Półtora roku rozłąki
Od seppuku popełnionego przez pana Asano do dopełnienia się krwawej zemsty minęły długie miesiące. Roninowie rozpierzchli się po kraju, nie chcąc zwracać na siebie uwagi ludzi Kiry, który, jak mniemali, spodziewał się odwetu. Zaszywając się w gospodach, warsztatach i gospodarstwach, przez cały ten czas szykowali się do ataku. Znaleźli się i tacy, którzy nie mogli wybaczyć im tego "aktu tchórzostwa", zarzucając samurajom bez pana brak honoru, gdyż oddawali się pijaństwu i prowadzili rozwiązłe życie (jeden z takowych oskarżycieli splunął nawet na któregoś ronina, co wyrzucał sobie potem; popełnił honorowe seppuku na grobach czterdziestu siedmiu i został pochowany niedaleko ich mogił). Ale w domowym zaciszu pracowali nad swoimi pancerzami, bowiem nie mogli ich nabyć drogą kupna, aby nie wzbudzać niczyich podejrzeń.

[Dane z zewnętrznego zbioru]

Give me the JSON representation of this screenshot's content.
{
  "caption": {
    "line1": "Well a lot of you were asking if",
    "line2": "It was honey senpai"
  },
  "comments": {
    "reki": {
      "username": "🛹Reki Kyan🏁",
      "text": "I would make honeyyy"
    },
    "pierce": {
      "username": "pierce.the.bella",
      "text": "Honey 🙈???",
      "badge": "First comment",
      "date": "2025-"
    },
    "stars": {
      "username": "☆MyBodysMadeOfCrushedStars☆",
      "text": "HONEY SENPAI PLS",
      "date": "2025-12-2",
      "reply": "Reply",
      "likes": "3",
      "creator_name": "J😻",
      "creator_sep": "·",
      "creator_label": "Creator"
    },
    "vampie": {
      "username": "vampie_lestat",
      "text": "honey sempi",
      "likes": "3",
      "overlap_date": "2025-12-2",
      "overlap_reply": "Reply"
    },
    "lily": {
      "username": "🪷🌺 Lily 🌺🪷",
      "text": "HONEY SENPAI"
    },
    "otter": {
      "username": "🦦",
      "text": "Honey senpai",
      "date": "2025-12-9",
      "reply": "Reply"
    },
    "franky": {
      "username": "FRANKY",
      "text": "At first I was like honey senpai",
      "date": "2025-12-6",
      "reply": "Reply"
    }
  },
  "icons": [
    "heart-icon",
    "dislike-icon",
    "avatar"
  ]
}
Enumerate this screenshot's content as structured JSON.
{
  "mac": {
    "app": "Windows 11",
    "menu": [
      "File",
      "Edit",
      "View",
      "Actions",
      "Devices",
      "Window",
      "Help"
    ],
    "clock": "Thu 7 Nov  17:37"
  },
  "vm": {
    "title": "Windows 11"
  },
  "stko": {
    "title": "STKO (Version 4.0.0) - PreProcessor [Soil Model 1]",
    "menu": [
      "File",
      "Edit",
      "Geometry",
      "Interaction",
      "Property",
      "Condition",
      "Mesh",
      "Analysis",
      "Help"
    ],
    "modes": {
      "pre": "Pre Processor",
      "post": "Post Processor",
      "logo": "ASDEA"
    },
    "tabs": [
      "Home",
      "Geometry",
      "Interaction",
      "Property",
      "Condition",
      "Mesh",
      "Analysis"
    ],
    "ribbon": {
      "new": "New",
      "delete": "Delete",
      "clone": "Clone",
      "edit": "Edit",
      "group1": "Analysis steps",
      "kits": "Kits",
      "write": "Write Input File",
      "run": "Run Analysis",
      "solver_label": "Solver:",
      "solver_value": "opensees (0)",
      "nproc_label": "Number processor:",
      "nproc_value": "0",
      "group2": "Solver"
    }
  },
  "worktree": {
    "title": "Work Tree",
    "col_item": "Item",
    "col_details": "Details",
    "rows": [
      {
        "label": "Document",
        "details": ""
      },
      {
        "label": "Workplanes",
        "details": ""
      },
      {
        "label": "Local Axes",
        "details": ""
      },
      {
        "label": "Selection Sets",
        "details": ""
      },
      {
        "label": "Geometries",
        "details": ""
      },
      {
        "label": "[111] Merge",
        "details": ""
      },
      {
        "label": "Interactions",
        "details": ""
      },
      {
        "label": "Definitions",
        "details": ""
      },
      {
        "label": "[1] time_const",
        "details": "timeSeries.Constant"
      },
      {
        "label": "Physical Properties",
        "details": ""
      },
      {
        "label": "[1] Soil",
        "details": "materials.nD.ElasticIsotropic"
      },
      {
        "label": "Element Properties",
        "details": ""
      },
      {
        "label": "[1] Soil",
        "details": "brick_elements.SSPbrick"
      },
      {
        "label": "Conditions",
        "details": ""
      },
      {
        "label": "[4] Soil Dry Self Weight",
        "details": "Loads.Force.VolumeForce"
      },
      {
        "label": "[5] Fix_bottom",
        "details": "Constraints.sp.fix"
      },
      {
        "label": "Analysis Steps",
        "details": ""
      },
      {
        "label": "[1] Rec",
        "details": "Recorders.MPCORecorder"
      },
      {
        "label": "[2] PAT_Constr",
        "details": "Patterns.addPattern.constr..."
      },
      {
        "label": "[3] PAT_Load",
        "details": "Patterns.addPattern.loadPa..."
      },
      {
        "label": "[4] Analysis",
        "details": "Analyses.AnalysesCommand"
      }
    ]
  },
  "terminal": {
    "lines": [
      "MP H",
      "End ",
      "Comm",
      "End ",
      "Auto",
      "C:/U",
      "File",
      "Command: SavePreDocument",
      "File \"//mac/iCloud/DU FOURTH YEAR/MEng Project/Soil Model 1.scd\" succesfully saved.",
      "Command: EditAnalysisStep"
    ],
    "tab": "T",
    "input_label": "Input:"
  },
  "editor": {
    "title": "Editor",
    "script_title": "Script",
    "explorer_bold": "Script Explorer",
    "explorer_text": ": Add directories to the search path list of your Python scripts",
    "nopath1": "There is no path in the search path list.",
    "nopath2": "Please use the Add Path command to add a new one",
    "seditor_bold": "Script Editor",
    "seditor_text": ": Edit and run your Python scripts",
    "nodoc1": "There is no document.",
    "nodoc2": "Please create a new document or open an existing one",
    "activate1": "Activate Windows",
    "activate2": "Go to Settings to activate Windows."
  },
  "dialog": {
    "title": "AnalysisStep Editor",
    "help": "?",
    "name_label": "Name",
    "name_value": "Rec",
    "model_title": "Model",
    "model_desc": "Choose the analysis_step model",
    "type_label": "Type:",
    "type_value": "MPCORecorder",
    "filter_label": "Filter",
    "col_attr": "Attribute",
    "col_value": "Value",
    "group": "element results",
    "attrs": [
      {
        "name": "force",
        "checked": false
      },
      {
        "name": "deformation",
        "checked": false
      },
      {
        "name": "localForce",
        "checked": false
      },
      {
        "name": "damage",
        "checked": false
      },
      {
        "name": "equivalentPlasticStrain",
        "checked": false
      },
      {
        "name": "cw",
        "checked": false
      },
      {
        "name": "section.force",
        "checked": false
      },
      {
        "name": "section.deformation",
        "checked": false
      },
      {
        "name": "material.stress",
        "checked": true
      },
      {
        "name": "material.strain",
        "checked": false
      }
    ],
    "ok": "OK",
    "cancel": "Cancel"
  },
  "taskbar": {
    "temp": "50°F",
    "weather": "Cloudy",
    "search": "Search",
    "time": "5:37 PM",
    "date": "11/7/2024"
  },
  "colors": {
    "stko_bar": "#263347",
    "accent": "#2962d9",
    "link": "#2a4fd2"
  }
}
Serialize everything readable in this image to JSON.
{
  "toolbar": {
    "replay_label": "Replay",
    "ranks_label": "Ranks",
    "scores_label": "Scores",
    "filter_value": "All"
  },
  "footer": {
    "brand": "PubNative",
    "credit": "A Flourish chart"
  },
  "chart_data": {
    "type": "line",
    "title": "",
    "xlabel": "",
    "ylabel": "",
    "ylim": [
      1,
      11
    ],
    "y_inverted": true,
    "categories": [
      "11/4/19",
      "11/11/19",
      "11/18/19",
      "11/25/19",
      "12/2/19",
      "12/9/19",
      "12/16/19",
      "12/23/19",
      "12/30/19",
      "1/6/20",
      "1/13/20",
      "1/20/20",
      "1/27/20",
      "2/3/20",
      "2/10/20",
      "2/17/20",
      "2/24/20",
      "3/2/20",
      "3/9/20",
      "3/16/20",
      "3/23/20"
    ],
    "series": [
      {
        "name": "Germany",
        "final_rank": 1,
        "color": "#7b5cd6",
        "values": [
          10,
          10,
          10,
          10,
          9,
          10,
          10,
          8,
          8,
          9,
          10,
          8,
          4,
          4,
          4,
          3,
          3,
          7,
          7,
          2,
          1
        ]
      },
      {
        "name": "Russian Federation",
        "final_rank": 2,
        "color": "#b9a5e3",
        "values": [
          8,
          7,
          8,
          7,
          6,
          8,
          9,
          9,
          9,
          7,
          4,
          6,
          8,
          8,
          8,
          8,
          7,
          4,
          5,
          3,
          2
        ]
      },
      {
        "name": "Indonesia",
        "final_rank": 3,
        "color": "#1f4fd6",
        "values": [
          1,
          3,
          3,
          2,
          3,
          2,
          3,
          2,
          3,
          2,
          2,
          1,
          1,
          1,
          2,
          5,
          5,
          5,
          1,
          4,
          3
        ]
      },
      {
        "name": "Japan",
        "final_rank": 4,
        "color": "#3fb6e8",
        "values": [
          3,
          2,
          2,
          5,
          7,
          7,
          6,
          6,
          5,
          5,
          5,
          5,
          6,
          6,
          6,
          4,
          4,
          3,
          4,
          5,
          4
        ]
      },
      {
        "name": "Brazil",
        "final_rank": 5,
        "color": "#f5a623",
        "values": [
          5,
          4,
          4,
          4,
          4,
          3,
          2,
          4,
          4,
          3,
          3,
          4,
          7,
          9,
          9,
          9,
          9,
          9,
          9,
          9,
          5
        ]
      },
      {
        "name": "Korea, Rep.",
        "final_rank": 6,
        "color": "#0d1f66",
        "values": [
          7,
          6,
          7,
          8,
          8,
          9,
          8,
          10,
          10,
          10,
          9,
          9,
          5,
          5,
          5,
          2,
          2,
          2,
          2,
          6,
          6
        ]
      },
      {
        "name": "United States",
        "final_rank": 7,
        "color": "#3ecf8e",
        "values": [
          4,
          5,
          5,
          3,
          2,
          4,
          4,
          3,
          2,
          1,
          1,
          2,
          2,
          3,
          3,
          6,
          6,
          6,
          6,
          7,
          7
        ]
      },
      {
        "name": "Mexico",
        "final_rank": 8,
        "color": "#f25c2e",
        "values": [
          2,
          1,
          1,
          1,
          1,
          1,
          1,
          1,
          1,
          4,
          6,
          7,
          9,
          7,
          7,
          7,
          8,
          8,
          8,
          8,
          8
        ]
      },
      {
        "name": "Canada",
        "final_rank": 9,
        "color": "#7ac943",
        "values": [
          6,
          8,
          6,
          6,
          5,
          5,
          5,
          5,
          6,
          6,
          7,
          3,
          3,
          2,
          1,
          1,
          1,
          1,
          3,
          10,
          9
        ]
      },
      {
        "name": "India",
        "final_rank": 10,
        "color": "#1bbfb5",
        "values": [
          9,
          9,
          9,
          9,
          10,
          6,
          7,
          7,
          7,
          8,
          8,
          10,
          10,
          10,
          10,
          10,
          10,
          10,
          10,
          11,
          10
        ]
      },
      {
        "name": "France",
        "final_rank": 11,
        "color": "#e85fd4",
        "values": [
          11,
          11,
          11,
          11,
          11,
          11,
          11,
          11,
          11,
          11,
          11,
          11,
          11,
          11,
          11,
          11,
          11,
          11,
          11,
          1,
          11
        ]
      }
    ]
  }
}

Niektórzy historycy i dzisiaj uważają ten plan za nierozważny, zastanawiając się, jak cała ta opowieść byłoby odczytywana, jeśli Kira zmarłby z przyczyn naturalnych lub zabity przez kogoś innego w przeciągu tych miesięcy przygotowań; pewnie wcale by jej nie snuto, a roninowie zostaliby zapamiętani przez potomnych jako niegodnych samurajskiego miecza tchórzy. Ich zachowanie jest też niekiedy interpretowane nagannie z punktu widzenia kodeksu bushido, który zakładałby przeprowadzenie błyskawicznego ataku zaraz po śmierci pana Asano, nie bacząc na powodzenie samobójczej zapewne misji, bowiem ważny byłby sam akt lojalności.